An autobiographical story, written-directed by awarded documentary filmmaker Bruno Santamaría Razo (“Cosas que no hacemos”).” “An opportunity to understand an intimate and familiar event from the past,” in Santamaría Razo’s words, the story, set in the ’90s, follows 10-year-old boy Bru, whose father is diagnosed with HIV, sparking his family’s break-up.

“They Burn in the Same Way,” (“Se Queman de la Misma Forma,” Clarisa Navas, Argentina)

After her powerful breakout, “One in a Thousand,” which opened Berlin’s 2020 Panorama, Navas returns to the corrientes housing projects where she grew up for a double story of mourning and an exploration of life-affirming Argentine rural queer sensibility.

They Burn in the Same Way - Credit: Courtesy of Eugenia Campos de Guevara
They Burn in the Same Way - Credit: Courtesy of Eugenia Campos de Guevara

Courtesy of Eugenia Campos de Guevara

“To Die on Your Feet,” (“Morir de Pie,” María Paz González, Chile)

Paz, an actress playing patients at a medical faculty, stops caring about other pole. “A bittersweet psychological drama laced with dark humor, about contemporary solitude,” says González.
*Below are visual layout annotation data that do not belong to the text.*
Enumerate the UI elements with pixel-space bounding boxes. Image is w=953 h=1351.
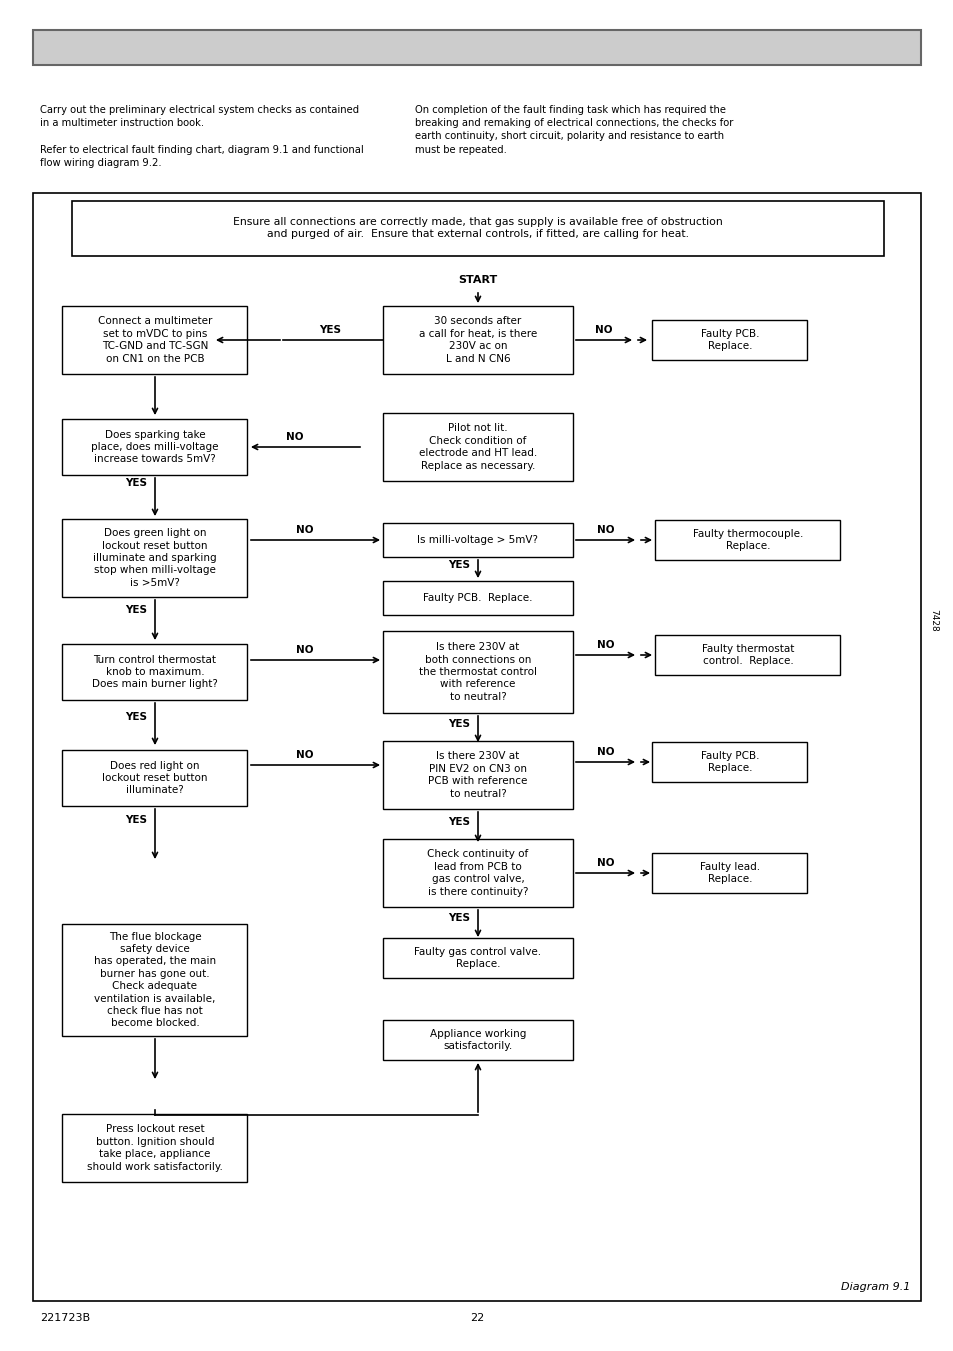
Text: Appliance working
satisfactorily.: Appliance working satisfactorily. [430,1029,526,1051]
Text: YES: YES [448,719,470,730]
Text: Faulty PCB.  Replace.: Faulty PCB. Replace. [423,593,532,603]
Text: Carry out the preliminary electrical system checks as contained
in a multimeter : Carry out the preliminary electrical sys… [40,105,363,168]
Text: Ensure all connections are correctly made, that gas supply is available free of : Ensure all connections are correctly mad… [233,216,722,239]
Text: YES: YES [125,478,147,488]
Bar [655,635,840,676]
Text: NO: NO [595,326,612,335]
Bar [382,740,573,809]
Text: NO: NO [597,747,614,757]
Bar [63,924,247,1036]
Text: NO: NO [597,858,614,867]
Text: YES: YES [125,605,147,615]
Text: 22: 22 [470,1313,483,1323]
Text: Faulty lead.
Replace.: Faulty lead. Replace. [700,862,760,884]
Text: Press lockout reset
button. Ignition should
take place, appliance
should work sa: Press lockout reset button. Ignition sho… [87,1124,223,1171]
Text: Pilot not lit.
Check condition of
electrode and HT lead.
Replace as necessary.: Pilot not lit. Check condition of electr… [418,423,537,470]
Bar [382,523,573,557]
Text: YES: YES [125,815,147,825]
Text: Faulty thermocouple.
Replace.: Faulty thermocouple. Replace. [692,528,802,551]
Text: Does sparking take
place, does milli-voltage
increase towards 5mV?: Does sparking take place, does milli-vol… [91,430,218,465]
Text: YES: YES [448,817,470,827]
Bar [382,305,573,374]
Text: Faulty PCB.
Replace.: Faulty PCB. Replace. [700,751,759,773]
Bar [63,1115,247,1182]
Text: Does green light on
lockout reset button
illuminate and sparking
stop when milli: Does green light on lockout reset button… [93,528,216,588]
Bar [382,581,573,615]
Text: Faulty thermostat
control.  Replace.: Faulty thermostat control. Replace. [701,644,793,666]
Text: On completion of the fault finding task which has required the
breaking and rema: On completion of the fault finding task … [415,105,733,154]
Text: NO: NO [597,640,614,650]
Text: Is milli-voltage > 5mV?: Is milli-voltage > 5mV? [417,535,537,544]
Text: NO: NO [296,750,314,761]
Text: START: START [457,276,497,285]
Bar [63,644,247,700]
Text: NO: NO [597,526,614,535]
Text: YES: YES [318,326,340,335]
Text: Turn control thermostat
knob to maximum.
Does main burner light?: Turn control thermostat knob to maximum.… [92,655,217,689]
Bar [71,200,883,255]
Bar [33,30,920,65]
Text: The flue blockage
safety device
has operated, the main
burner has gone out.
Chec: The flue blockage safety device has oper… [93,932,215,1028]
Text: Is there 230V at
PIN EV2 on CN3 on
PCB with reference
to neutral?: Is there 230V at PIN EV2 on CN3 on PCB w… [428,751,527,798]
Bar [33,193,920,1301]
Bar [652,742,806,782]
Text: YES: YES [448,913,470,923]
Bar [63,419,247,476]
Bar [655,520,840,561]
Bar [382,938,573,978]
Bar [63,305,247,374]
Text: 30 seconds after
a call for heat, is there
230V ac on
L and N CN6: 30 seconds after a call for heat, is the… [418,316,537,363]
Bar [652,852,806,893]
Text: 7428: 7428 [928,608,938,631]
Text: YES: YES [125,712,147,721]
Text: NO: NO [296,644,314,655]
Text: Does red light on
lockout reset button
illuminate?: Does red light on lockout reset button i… [102,761,208,796]
Bar [382,413,573,481]
Text: Connect a multimeter
set to mVDC to pins
TC-GND and TC-SGN
on CN1 on the PCB: Connect a multimeter set to mVDC to pins… [98,316,212,363]
Text: Faulty gas control valve.
Replace.: Faulty gas control valve. Replace. [414,947,541,969]
Text: Check continuity of
lead from PCB to
gas control valve,
is there continuity?: Check continuity of lead from PCB to gas… [427,850,528,897]
Bar [382,631,573,713]
Bar [63,519,247,597]
Text: NO: NO [296,526,314,535]
Text: Diagram 9.1: Diagram 9.1 [840,1282,909,1292]
Bar [382,839,573,907]
Bar [382,1020,573,1061]
Bar [63,750,247,807]
Text: YES: YES [448,561,470,570]
Text: Faulty PCB.
Replace.: Faulty PCB. Replace. [700,328,759,351]
Text: Is there 230V at
both connections on
the thermostat control
with reference
to ne: Is there 230V at both connections on the… [418,642,537,701]
Text: NO: NO [286,432,303,442]
Text: 221723B: 221723B [40,1313,90,1323]
Bar [652,320,806,359]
Lead produced by Giancarlo Nasi at Quijote Films (“White on White”), the preeminent Chilean production house.

“Todo el mundo” (Agustina San Martín, Argentina)

Hot off Cannes prized short “Monster God” and TIFF selected feature debut “To Kill the Beast,” San Martín follows up with a relationship tale between a girl, 15, whose face is deformed by a large scar, and a “dark” goth boy. A title to track.

“Us,” (“Nosotros,” Helena Taberna, Spain)

Taberna directs  -– and also co-writes alongside Virginia Yagüe –  the film adaptation of Isaac Rosa’s best-selling book “Feliz final,” a contemporary take on the myth of romantic love. Produced by Iker Ganuza at Spain’s Lamia Producciones, “We are looking for co-production partners and international sales agents,” Ganuza told Variety. RTVE has just acquired Spanish broadcast rights.